Evidemment, on a demandé leur consentement, signé par la mère et le père. On a beaucoup discuté avec eux, vous savez, on leur a expliqué en détail le protocole. Nous avons rencontré une famille merveilleuse, les parents voulaient faire quelque chose pour leur fils mais aussi pour la science.

Pourquoi avoir choisi de stimuler le nerf vague, ou nerf pneumogastrique, qui relie le cerveau à d’autres organes majeurs du corps ?

C’est un nerf très particulier, car il va se projeter dans le cerveau. Il peut influencer l’activité cérébrale et le corps. De fait, il achemine les informations comme dans une boucle, entre le cerveau et le corps, et les informations vont dans les deux sens. On peut dire qu’il agit sur des niveaux importants de la conscience.

Les réactions du patient ont-elles été rapides après la stimulation ?
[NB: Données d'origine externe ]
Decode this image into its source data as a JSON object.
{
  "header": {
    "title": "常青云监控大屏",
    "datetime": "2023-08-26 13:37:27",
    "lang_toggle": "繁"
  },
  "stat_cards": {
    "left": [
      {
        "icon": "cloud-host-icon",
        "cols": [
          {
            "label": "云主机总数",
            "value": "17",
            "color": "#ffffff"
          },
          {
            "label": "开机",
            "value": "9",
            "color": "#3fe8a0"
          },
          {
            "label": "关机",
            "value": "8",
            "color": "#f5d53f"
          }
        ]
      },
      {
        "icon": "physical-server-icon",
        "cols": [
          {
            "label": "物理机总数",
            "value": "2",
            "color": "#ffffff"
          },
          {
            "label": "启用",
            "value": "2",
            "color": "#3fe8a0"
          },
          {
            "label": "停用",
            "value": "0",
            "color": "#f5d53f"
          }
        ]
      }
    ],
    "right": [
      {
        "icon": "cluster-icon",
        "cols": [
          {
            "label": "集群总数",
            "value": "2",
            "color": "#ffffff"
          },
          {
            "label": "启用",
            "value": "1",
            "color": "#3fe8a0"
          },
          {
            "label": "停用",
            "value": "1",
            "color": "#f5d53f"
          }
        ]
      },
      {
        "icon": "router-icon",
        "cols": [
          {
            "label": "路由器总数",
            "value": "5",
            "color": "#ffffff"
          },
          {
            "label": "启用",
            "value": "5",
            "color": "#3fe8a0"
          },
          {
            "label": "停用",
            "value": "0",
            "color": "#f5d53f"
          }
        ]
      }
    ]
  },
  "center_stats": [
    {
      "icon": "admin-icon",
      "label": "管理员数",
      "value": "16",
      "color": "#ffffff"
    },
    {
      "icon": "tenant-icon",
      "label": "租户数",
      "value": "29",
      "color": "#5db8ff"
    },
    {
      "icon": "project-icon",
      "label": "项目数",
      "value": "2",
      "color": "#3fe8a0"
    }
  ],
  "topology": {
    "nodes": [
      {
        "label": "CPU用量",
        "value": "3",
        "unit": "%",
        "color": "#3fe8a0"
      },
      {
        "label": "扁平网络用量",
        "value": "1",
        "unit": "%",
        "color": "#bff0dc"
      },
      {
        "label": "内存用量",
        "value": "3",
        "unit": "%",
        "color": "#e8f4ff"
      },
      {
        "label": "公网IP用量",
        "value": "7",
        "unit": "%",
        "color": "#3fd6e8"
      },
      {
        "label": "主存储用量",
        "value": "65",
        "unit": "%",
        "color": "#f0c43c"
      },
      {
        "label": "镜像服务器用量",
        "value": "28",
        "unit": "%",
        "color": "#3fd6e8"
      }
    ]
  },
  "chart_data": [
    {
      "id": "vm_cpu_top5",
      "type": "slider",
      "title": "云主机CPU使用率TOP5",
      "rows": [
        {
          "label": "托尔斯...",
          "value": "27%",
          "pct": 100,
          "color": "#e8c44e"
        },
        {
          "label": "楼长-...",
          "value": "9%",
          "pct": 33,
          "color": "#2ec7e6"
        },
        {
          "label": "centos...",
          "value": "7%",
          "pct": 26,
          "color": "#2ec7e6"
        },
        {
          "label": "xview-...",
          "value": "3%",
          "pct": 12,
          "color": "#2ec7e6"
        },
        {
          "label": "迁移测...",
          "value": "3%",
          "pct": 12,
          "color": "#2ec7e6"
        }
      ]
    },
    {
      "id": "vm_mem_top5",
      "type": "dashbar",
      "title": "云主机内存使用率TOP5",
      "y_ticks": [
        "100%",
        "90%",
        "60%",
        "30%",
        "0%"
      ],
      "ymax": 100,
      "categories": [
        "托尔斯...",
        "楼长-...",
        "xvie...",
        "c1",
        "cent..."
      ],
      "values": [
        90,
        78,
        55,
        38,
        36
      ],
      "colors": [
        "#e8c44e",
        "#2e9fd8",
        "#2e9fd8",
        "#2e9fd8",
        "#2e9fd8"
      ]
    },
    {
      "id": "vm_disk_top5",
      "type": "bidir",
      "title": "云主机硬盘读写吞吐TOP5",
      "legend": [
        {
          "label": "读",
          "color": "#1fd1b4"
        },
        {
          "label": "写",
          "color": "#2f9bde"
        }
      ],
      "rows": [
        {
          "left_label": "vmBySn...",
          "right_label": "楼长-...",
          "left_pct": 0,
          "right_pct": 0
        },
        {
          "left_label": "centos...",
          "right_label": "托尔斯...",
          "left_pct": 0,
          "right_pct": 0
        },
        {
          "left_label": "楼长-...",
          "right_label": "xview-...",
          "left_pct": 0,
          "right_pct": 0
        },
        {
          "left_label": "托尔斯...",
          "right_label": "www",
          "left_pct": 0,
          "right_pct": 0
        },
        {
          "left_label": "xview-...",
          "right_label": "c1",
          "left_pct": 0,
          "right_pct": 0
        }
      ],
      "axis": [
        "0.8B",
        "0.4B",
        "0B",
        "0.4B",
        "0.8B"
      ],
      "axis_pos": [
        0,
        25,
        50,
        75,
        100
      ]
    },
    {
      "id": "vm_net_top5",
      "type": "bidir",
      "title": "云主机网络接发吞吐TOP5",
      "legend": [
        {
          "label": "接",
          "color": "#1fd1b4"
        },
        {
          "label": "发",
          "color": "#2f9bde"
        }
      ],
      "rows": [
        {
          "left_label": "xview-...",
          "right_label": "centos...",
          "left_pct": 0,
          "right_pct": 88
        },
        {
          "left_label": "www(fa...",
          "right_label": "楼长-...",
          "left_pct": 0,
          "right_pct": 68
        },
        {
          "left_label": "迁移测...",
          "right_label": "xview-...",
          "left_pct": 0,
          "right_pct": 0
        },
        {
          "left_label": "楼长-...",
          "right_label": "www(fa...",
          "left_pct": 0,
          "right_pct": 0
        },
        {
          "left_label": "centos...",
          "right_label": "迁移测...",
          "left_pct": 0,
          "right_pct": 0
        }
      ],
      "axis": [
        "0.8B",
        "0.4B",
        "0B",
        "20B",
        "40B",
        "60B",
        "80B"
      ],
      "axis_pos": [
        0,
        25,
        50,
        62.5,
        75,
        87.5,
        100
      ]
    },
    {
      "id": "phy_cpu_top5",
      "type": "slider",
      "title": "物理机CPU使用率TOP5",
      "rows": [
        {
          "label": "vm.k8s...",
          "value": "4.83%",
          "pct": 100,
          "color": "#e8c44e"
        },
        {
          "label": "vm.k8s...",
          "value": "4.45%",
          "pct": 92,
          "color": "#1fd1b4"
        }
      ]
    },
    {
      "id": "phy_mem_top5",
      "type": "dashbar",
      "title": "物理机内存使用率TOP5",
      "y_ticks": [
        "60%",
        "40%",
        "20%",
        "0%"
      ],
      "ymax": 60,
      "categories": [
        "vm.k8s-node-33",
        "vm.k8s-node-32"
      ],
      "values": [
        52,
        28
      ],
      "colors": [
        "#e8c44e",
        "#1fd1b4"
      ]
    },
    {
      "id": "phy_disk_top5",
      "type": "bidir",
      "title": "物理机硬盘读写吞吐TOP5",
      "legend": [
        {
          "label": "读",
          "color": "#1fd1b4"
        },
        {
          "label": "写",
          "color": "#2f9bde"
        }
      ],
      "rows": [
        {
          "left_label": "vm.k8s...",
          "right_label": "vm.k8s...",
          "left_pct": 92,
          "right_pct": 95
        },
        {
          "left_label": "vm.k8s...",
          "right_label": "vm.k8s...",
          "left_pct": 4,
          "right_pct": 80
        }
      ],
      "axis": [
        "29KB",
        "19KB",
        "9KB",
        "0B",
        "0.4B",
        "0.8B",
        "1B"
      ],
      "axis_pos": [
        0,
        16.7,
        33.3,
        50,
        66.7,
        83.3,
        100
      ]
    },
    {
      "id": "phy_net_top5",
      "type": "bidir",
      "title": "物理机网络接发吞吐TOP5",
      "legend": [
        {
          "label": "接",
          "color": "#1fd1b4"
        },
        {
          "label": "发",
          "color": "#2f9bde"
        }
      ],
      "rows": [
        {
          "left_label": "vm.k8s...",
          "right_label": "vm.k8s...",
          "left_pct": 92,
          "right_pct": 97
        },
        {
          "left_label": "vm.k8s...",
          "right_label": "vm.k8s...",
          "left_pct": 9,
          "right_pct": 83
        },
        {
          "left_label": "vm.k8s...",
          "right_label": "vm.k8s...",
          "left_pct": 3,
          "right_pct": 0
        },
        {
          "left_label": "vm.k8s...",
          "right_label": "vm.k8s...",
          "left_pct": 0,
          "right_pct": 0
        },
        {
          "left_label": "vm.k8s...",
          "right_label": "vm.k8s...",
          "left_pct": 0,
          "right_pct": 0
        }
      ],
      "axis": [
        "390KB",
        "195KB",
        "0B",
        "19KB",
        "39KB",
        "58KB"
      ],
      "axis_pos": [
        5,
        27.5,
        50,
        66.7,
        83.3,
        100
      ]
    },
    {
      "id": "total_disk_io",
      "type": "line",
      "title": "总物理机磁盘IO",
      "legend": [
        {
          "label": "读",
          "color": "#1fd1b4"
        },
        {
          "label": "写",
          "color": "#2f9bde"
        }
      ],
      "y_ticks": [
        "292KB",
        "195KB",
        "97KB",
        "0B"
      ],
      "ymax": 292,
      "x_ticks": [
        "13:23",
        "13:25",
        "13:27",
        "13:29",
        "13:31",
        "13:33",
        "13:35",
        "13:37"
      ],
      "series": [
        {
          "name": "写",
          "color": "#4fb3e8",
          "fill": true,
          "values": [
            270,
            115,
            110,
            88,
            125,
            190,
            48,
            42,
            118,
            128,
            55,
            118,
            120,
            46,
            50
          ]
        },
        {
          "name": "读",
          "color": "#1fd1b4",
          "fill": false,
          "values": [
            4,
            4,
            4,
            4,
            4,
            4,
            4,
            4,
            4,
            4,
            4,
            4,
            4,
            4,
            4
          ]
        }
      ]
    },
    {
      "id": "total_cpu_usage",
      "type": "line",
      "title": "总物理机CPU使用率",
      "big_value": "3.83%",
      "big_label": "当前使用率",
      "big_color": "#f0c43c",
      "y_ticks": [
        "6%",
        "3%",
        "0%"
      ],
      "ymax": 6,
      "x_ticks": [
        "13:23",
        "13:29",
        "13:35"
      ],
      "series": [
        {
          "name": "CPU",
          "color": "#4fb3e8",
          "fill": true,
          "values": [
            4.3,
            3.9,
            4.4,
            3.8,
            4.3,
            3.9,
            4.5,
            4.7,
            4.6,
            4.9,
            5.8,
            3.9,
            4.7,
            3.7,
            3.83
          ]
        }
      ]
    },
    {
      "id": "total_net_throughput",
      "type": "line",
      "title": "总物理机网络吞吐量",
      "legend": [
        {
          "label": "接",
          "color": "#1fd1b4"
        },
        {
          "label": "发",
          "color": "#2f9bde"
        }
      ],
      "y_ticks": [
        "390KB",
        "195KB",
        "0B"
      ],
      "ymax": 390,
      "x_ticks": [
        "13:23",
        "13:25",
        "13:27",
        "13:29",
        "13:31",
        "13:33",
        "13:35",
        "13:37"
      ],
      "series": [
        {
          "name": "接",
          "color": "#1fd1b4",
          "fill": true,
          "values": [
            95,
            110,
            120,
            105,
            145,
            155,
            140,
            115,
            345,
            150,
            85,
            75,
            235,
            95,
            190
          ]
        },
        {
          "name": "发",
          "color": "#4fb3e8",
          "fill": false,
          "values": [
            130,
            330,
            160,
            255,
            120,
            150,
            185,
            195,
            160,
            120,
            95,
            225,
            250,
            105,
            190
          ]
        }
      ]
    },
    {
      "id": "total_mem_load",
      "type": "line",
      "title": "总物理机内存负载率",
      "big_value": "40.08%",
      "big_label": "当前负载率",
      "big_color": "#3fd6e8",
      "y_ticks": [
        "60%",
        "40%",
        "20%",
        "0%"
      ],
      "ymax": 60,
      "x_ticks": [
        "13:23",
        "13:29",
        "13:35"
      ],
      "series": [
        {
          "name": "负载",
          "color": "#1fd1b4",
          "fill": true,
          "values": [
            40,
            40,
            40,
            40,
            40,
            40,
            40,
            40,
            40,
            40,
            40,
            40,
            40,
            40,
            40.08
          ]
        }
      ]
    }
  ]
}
Dès le premier jour, le patient a réagi, mais comme le nerf avait été largement manipulé, on pouvait avoir l’impression que ce n’était… qu’une impression, et que cela n’était donc pas scientifique. Pendant un mois, nous avons stimulé ce nerf, en augmentant progressivement l’intensité. Lorsque l’on est arrivé à cinq fois la fois la stimulation initiale, c’est là que l’on a rencontré les résultats les plus importants. Et l’on a pu noter, par les ECG (électroencéphalogramme) et par les examens au Petscan, une activité cérébrale qu’il n’avait pas auparavant.

C’est-à-dire ?

Après six semaines de traitement, il a commencé ainsi à répondre à des demandes simples, telles que suivre un objet avec ses yeux et tourner la tête. Il a semblé plus alerte, capable de rester éveillé lorsque son thérapeute lui lisait un livre. Il a réagi aussi à des stimuli, ouvrant les yeux en grand quand un examinateur plaçait soudainement son visage sur le sien. Pour nous, le patient est passé d’un état végétatif à un état de conscience minimale.

Et cela peut-il durer ?

Le protocole est terminé : pendant toute la période de l’essai, l’activité cérébrale chez le patient a été maintenue. Mais depuis, nous n’avons pas fait d’autres analyses. On travaille, désormais, sur 3 autres patients. Et on voudrait aller vers d’autres malades, ceux qui ont une conscience à minima, que l’on appelle les patients en état paucirelationnel.

Quelle a été la réaction de la famille ?

Tout n’est pas simple, mais nous avons un lien très proche, surtout avec la mère. C’est une famille extraordinaire.

N’avez-vous pas eu le sentiment, parfois, de jouer aux apprentis sorciers ?

Et pourquoi ? Nous ne sommes pas des sorciers. On fait des choses, et l’on sait très bien ce que l’on fait. Ce n’est en rien de la sorcellerie. Là, nous avons montré qu’il y a des signes de conscience. C’est notre espoir, il faut continuer, et nous, on travaille.

Mais vous pouvez comprendre l’éventuel choc pour les proches du millier de patients qui sont depuis des années en état végétatif, en France aujourd’hui ?

D’abord, il ne s’agit que d’un cas. Ensuite, la science est faite pour faire changer les idées, les opinions, voire la réalité. C’est notre métier, c’est notre mission. Mais bien sûr, il faut attendre.